Regarding LWIP config, yes, very true, it is poorly documented - symptomatic of a project which started ~17 years ago, the devs have long ago got themselves girlfriends and moved on

and nobody wrote up a "how to get started quick" guide for it. But the 17 years also works in its favour: bugs should have been worked out of it, over literally millions of devices in the field. And it is very unlikely that everybody is using the same 10% of the functionality i.e. concealing major bugs.

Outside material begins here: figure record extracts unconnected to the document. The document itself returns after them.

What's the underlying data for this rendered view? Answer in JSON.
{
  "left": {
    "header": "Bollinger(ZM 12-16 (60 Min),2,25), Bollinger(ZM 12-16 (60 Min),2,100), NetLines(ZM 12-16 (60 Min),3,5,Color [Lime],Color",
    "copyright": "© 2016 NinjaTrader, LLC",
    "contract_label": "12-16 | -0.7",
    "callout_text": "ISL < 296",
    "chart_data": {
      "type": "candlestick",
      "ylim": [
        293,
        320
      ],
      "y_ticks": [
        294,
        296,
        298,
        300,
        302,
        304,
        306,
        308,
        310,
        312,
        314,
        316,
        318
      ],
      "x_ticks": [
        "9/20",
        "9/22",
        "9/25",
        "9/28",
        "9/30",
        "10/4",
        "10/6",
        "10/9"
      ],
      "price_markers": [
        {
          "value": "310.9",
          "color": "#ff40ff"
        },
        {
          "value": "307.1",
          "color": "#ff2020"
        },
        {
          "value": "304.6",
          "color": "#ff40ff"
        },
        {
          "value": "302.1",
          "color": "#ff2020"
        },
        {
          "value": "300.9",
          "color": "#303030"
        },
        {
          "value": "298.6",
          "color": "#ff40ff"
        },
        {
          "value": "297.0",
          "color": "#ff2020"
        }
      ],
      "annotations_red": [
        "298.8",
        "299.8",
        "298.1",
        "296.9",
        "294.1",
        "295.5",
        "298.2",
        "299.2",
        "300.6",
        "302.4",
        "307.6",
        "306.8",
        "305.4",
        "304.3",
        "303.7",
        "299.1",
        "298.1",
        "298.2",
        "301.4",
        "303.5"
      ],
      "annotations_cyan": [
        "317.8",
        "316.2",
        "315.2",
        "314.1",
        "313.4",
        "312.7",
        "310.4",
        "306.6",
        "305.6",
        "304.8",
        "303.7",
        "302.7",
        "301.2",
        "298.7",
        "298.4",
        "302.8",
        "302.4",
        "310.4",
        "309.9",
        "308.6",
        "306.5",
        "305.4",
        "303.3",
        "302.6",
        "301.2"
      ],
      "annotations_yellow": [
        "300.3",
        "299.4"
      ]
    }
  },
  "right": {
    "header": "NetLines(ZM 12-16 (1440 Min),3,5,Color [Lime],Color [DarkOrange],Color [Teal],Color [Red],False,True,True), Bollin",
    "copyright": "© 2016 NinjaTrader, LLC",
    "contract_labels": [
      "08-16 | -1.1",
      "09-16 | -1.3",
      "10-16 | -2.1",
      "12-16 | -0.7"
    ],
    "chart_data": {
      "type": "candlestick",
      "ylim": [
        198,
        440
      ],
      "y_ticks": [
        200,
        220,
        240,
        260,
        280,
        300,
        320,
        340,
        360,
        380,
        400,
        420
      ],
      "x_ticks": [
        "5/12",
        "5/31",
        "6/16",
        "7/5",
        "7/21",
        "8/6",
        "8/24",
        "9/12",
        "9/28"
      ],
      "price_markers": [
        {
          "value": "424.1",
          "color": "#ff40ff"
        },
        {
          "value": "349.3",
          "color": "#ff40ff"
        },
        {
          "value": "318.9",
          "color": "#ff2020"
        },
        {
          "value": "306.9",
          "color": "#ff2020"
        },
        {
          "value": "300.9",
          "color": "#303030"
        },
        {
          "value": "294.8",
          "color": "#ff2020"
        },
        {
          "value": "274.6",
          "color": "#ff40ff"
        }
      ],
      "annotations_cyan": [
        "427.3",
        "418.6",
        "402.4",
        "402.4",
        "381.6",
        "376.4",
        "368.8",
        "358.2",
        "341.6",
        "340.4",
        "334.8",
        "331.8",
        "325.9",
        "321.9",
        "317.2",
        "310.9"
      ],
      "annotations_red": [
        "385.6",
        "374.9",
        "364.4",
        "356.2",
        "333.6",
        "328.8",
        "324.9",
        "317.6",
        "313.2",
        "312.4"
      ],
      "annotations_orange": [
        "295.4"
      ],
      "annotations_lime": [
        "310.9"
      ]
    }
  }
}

That could well be true for MbedTLS though. I spent ages googling for info on how to set up the buffer sizes etc, testing and documenting it. It's actually easy if you throw a lot of RAM at it (say 50k) but I am not doing that. A google for lwipopts.h yields loads of hits and eventually you find some useful info... A crap situation but typical of open source software! The alternative is closed commercial sources, or low deployment number sources where one doesn't really know how well they have been tested.